Об этом позаботился Гарри Блю, в душе которого еще сохранилась искра порядочности.
В то время как попойка шла своим чередом, тучи разрядились, и сверкающие зигзаги молнии, с раскатами грома, прорезали небосклон.
Ветер гнал целые потоки дождя. Это был настоящий тропический шторм, неукротимый, но краткий. Он продолжался не более часа, с невероятной силой ударяясь как раз в ту часть берега, где была привязана пинасса, и привязана притом очень небрежно.
Во время отлива разбушевавшееся течение отнесло ее к коралловым рифам, где она и разбилась вдребезги. Ее жалкие обломки рассыпались во все стороны и на гребнях пенистых волн унеслись в необъятную даль.
Глава XLIV
ДВА ТАРКВИНИЯ
Был второй час ночи. После шторма наступил полный штиль, и в бухте, к которой пристали пираты, царила невозмутимая тишь.
Морские птицы вернулись в свои гнезда, смирно сидели в них, ничем не нарушая ночного безмолвия.

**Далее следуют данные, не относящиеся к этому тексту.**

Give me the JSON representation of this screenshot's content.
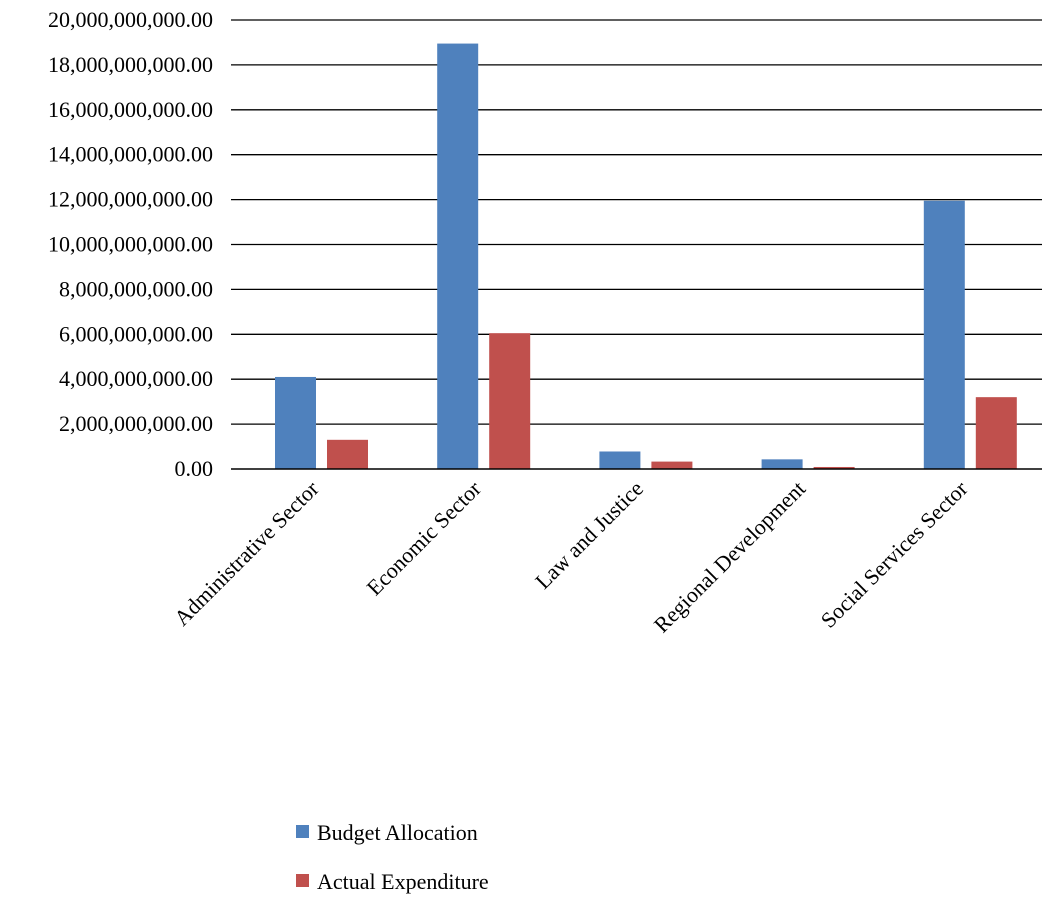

Только изредка раздавался пронзительный крик морского орла, когда слишком близко пролетал какой-нибудь ночной хищник и будил ревнивую ярость пернатого тирана. Глухой шум бурунов и легкое журчание волн, ударявшихся о берег, покрытый раковинами и кораллами, дополняли картину этой ночи.
Время от времени из воды высовывалась щетинистая морда маната, издававшего пронзительный вопль, напоминавший стоны умирающего или рыдания человека, убитого горем.
Людские голоса тоже умолкли, так как разбойничий кутеж наконец прекратился; затихли скверные песни и пьяный хохот, до того сливавшийся с монотонным плеском волн в нестройный, раскатистый гул. Напившись допьяна, злодеи лежали на полу пещер; во всех углах слышались храп и сопение. Но не все были тут, и не все заснули.
Двое преступников вышли наружу, собираясь приблизиться к гроту, занятому пленницами. Так как луна уже скрылась, трудно было рассмотреть их лица, но благодаря отражению света на поверхности моря можно было заметить, что вместо матросской куртки на них был национальный костюм калифорнийских испанцев. На головах у них были шляпы с широкими полями; сборчатые брюки с разрезами были спущены до лодыжек, а на плечи были накинуты плащи из особого сорта сукна, которые выделываются только в Мексике. Цвет этих плащей было трудно различить в темноте, но казалось, что один из них — красный, другой — голубой.
В таком одеянии нельзя было узнать Гомеца и Гернандеца. Однако это были именно они.
Без всякого страха или особой осторожности они подошли к гроту, разговаривая вполголоса.
— Мне кажется, дружище, — сказал Гомец, — наше дело обстоит так, что нам лучше всего оставаться здесь, пока мы не устроим все, как хотели. Можно будет послать за патером, чтобы он пришел сюда. Говоря правду, я понятия не имею, когда мы доберемся до цели нашего путешествия. От Сант-Яго мы еще далеко, а идя туда с таким грузом, как у нас, мы рискуем быть ограбленными в пути. Ты понимаешь, о чем я говорю?
— Ну, конечно.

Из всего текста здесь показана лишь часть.